Case 2: the first character in sentence i+1 is the punctuation [, |, |; i (I); | a. The invention relates to a method for producing a fibre-reinforced plastic composite. |. I: || "| -! | is (is) provided! +|? ? ]

Case 3: it has punctuation pairs [ () | () | [ can ] { } | < |in "" ], and the number of left halves of the pairs of symbols is greater than the number of right halves, such as "xx (xx) xx (xx").

Case 4: the i+1 sentence has a punctuation mark pair [ () | () | [ the |{ } | < the |the | (the | ") and the number of the left half of the mark pair is smaller than the number of the right half such as ' xx ') xx (xx) xx ' in the right half.

Case 5: it has a pair of symbols but opposite positions, e.g. "xxx (xxx"

Case 6: its last character is "it" and the first character of the i+1st sentence is "medium" of the Chinese character "
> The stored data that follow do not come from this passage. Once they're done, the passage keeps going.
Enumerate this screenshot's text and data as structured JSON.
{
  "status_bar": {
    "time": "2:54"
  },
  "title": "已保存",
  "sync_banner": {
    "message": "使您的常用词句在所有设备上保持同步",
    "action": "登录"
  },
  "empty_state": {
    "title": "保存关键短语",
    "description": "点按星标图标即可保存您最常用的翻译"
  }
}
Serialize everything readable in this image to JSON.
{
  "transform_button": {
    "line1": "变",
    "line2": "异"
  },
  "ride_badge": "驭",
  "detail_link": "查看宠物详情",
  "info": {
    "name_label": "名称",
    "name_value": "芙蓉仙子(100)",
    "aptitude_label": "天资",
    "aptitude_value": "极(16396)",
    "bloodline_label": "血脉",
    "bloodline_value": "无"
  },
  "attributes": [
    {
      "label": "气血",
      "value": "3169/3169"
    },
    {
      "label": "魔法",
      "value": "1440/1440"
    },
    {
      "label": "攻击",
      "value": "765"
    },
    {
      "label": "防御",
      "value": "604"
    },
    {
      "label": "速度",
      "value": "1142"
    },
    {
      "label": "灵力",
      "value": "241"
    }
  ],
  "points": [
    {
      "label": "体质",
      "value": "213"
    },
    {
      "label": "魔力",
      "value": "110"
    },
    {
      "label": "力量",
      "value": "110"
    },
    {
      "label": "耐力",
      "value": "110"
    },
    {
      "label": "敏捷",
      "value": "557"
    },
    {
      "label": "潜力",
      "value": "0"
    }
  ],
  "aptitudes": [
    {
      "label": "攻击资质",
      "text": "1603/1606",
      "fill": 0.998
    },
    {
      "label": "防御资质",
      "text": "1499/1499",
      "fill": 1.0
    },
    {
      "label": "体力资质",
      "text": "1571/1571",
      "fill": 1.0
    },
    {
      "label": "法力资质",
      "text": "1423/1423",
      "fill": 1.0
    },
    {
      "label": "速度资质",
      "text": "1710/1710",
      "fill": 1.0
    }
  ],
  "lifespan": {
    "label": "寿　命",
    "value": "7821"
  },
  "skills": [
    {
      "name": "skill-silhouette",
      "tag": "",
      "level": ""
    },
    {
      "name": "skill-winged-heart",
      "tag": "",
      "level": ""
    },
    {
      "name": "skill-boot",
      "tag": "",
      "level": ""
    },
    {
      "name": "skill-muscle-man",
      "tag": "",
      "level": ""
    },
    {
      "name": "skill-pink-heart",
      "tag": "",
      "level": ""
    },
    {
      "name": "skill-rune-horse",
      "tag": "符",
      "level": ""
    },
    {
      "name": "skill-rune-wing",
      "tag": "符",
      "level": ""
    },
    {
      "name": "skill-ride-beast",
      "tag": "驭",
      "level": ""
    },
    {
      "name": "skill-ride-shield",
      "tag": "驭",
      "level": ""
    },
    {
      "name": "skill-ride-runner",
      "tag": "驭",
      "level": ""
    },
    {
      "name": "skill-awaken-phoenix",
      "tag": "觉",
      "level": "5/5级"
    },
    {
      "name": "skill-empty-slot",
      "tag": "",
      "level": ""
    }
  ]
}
If the input i sentence satisfies one of the 6 conditions, the i sentence is connected with the i+1th sentence. If not, the input sentence does not need to be connected with the next sentence.

(2) Text segmentation

For an input epidemic situation notification text, the system extracts information by taking sentences as units. First in "; | a. The invention relates to a method for producing a fibre-reinforced plastic composite. ? | is (is) provided! I … i … … "is a segmenter that segments text into a set of long sentences. The long sentences are then split into a set of short sentences in "segmenters" for each long sentence. Punctuation marks contained in symbol pairs such as "(),", and "(") are not considered in the segmentation process. When the system extracts information, short sentences are used as main and long sentences are used as auxiliary, and the long sentences are mainly used for supplementing the information of the short sentences.

3. Path information extraction

The path information includes: effective sentences, time, behavior events, address information, provincial administrative areas, municipal administrative areas, county administrative areas, websites. The effective sentences are determined by the existence of address information, behavior events and address extraction are extracted from the effective sentences, time is deduced from the effective sentences and the former, and province, city and county administrative areas are deduced according to the address information. Their specific meanings are as follows:

Valid sentence: news sentences, short sentences, containing address information;

time: time nodes contained in the travel track of the patient;

behavior events: the patient goes to a certain place for purposes such as purchasing, exploring and the like;

address information: a location of concern in the patient's travel route;

provincial administrative district: the province, the direct administration city, the autonomous region and the special administrative region to which the address information belongs;

municipal administration area: the address information belongs to the ground city, region, autonomous state and alliance;

county level administrative district: the "address information" belongs to the district, county level city, county, autonomous county, flag, autonomous flag, district, forest district;

web site: and the source of the news webpage to which the effective sentence belongs.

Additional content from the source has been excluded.